Mars Yörüngesindeki Karanlık Madde İpuçları

MIT’nin yaptığı çalışma, Mars’ın yörüngesindeki bir sallantının karanlık maddenin bir işareti olabileceğini öne sürüyor. Araştırmacılar, Mars’ın yörüngesindeki değişiklikleri izleyerek, geçen karanlık maddeyi tespit etmenin yeni bir yolu olabileceğini belirtiyorlar. Bu, özellikle ilkel kara deliklerin karanlık maddenin birincil kaynağı olabileceği fikrine destek sağlayabilir.

Bir sanatçının çizimi, bir ilkel kara deliğin (solda) geçişini ve Mars’ın yörüngesini (sağda) kısa bir süreliğine “sallamasını” tasvir ediyor, arka planda ise güneş var. MIT bilim insanları, böyle bir sallantının günümüzün enstrümanlarıyla tespit edilebileceğini söylüyorlar. (Credits:Credit: Image by Benjamin Lehmann, using SpaceEngine @ Cosmographic Software LLC.)

MIT fizikçileri tarafından yapılan yeni bir çalışmada, evrendeki karanlık maddenin çoğunluğunun mikroskobik ilkel kara deliklerden oluştuğu öneriliyor. Bu fikir ilk olarak 1970’lerde ortaya atılmıştı. Araştırmacılar, bu kara deliklerin her on yılda bir güneş sistemimizden geçmesi gerektiğini öne sürüyorlar. Böyle bir geçişin, Mars’ın yörüngesinde bugünün teknolojisiyle tespit edilebilecek bir sallantıya neden olacağı tahmin ediliyor. Bu tür bir tespit, ilkel kara deliklerin evrendeki karanlık maddenin birincil kaynağı olduğu fikrine destek sağlayabilir.

Çalışmanın yazarı ve MIT’de fizik profesörü olan David Kaiser, “On yıllardır süren hassas telemetri sayesinde, Yer ile Mars arasındaki uzaklığı yaklaşık 10 santimetre doğrulukla biliyoruz,” diyor. “Bu yüksek derecede gözlenebilen uzay bölgesinden yararlanarak olası küçük bir etkiyi görmeye çalışıyoruz. Eğer bunu görürsek, tüm karanlık maddenin Büyük Patlamadan sonra bir saniyeden daha kısa bir sürede oluşan ve 14 milyar yıldır evrende dolaşan kara deliklerden oluştuğu fikrini destekleyecek kanıta ulaşmış olacağız” diyor.

Parçacıkların Ötesinde

Tüm fiziksel maddenin yüzde 20’sinden azı, yıldızlar ve gezegenlerden mutfak lavabosuna kadar görülebilir maddeden oluşur. Geri kalanı ise, elektromanyetik spektrumun tamamında görünmez olan ancak evrene yayılmış ve yıldızlar ile gök adaların hareketini etkileyecek kadar büyük bir çekim kuvveti uyguladığı düşünülen varsayımsal bir madde olan karanlık maddeden oluşur.
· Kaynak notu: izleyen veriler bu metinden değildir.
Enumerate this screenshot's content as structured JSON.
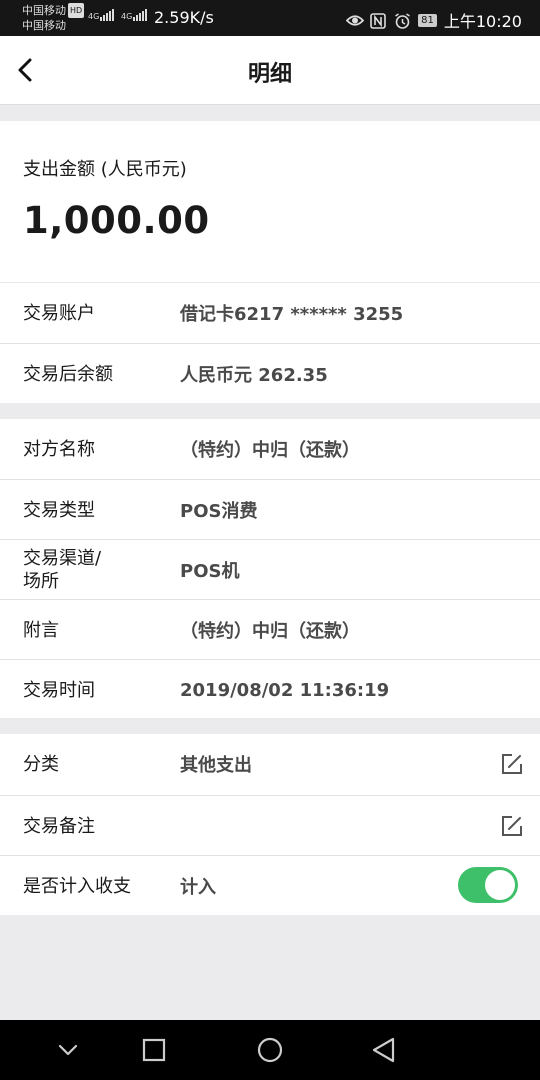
{
  "status_bar": {
    "carrier1": "中国移动",
    "carrier2": "中国移动",
    "hd_badge": "HD",
    "network1": "4G",
    "network2": "4G",
    "speed": "2.59K/s",
    "battery": "81",
    "time": "上午10:20",
    "icons": [
      "eye-icon",
      "nfc-icon",
      "alarm-icon",
      "battery-icon"
    ]
  },
  "header": {
    "title": "明细",
    "back_icon": "chevron-left-icon"
  },
  "amount": {
    "label": "支出金额 (人民币元)",
    "value": "1,000.00"
  },
  "account_section": [
    {
      "label": "交易账户",
      "value": "借记卡6217 ****** 3255"
    },
    {
      "label": "交易后余额",
      "value": "人民币元 262.35"
    }
  ],
  "detail_section": [
    {
      "label": "对方名称",
      "value": "（特约）中归（还款）"
    },
    {
      "label": "交易类型",
      "value": "POS消费"
    },
    {
      "label": "交易渠道/\n场所",
      "value": "POS机"
    },
    {
      "label": "附言",
      "value": "（特约）中归（还款）"
    },
    {
      "label": "交易时间",
      "value": "2019/08/02 11:36:19"
    }
  ],
  "settings_section": {
    "category": {
      "label": "分类",
      "value": "其他支出",
      "icon": "edit-icon"
    },
    "remark": {
      "label": "交易备注",
      "value": "",
      "icon": "edit-icon"
    },
    "include": {
      "label": "是否计入收支",
      "value": "计入",
      "toggle_on": true
    }
  },
  "colors": {
    "toggle_on": "#3ec06a",
    "page_bg": "#ebebee",
    "value_text": "#4a4a4a"
  },
  "nav_bar": [
    "chevron-down-icon",
    "square-icon",
    "circle-icon",
    "triangle-back-icon"
  ]
}
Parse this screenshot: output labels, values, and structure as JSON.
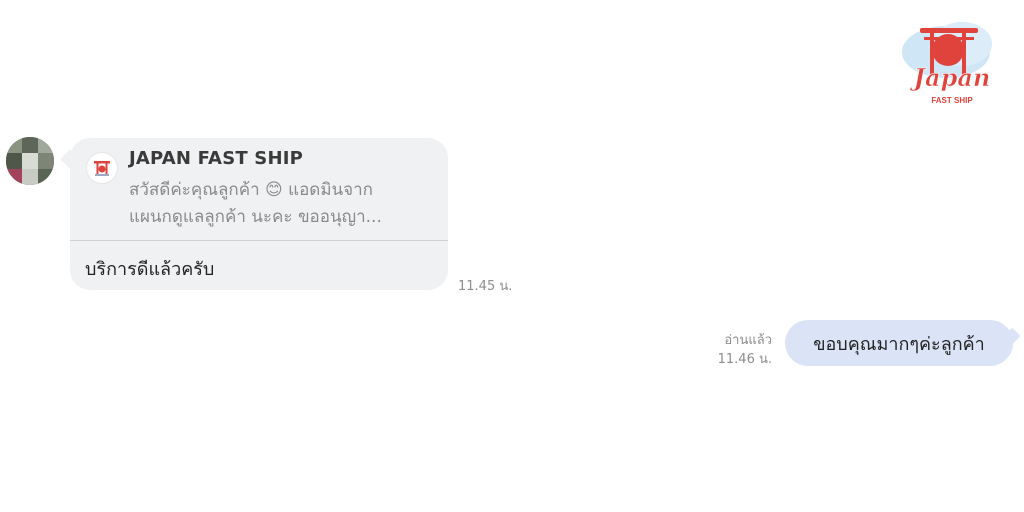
{
  "brand": {
    "logo_script": "Japan",
    "logo_subtitle": "FAST SHIP"
  },
  "colors": {
    "incoming_bubble": "#f0f1f3",
    "outgoing_bubble": "#dbe4f6",
    "timestamp": "#8e8e8e",
    "logo_red": "#e0423c"
  },
  "chat": {
    "incoming": {
      "reply_to": {
        "sender": "JAPAN FAST SHIP",
        "preview_line1": "สวัสดีค่ะคุณลูกค้า 😊 แอดมินจาก",
        "preview_line2": "แผนกดูแลลูกค้า นะคะ ขออนุญา..."
      },
      "text": "บริการดีแล้วครับ",
      "time": "11.45 น."
    },
    "outgoing": {
      "read_status": "อ่านแล้ว",
      "time": "11.46 น.",
      "text": "ขอบคุณมากๆค่ะลูกค้า"
    }
  }
}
Fizikçiler, karanlık maddeyi tespit etmek ve özelliklerini belirlemek için dedektörler kurmuşlardır. Çoğu deney, karanlık maddenin, belirli bir deneyden geçerken gözlemlenebilir parçacıklara saçılabilecek ve bozunabilecek egzotik bir parçacık formunda olduğunu varsayar. Ancak şimdiye kadar, bu tür parçacık tabanlı aramalar sonuçsuz kalmıştır.

Son yıllarda, 1970’lerde ilk kez ortaya atılan tez yeniden gündeme geldi: Karanlık madde, parçacık formunda olmak yerine, Büyük Patlamanın hemen ardından oluşan mikroskobik, ilkel kara delikler olarak var olabilir. Yaşlı yıldızların çöküşünden oluşan astrofiziksel kara deliklerin aksine, ilkel kara delikler, evrenin çok erken dönemlerinde yoğun gaz ceplerinin çöküşünden oluşmuş ve evren genişleyip soğudukça kozmos boyunca dağılmış olabilir.

Bu ilkel kara delikler, muazzam miktarda kütleyi çok küçük bir alana sıkıştırmış olacaktı. Bu ilkel kara deliklerin çoğunluğu, bir atom kadar küçük ve en büyük asteroitler kadar ağır olabilir. Bu nedenle, bu küçük devlerin, karanlık maddenin en azından bir kısmını açıklayabilecek bir çekim kuvveti uygulayabileceği düşünülebilir. MIT ekibi için bu olasılık, başlangıçta önemsiz görünen bir soruyu gündeme getirdi.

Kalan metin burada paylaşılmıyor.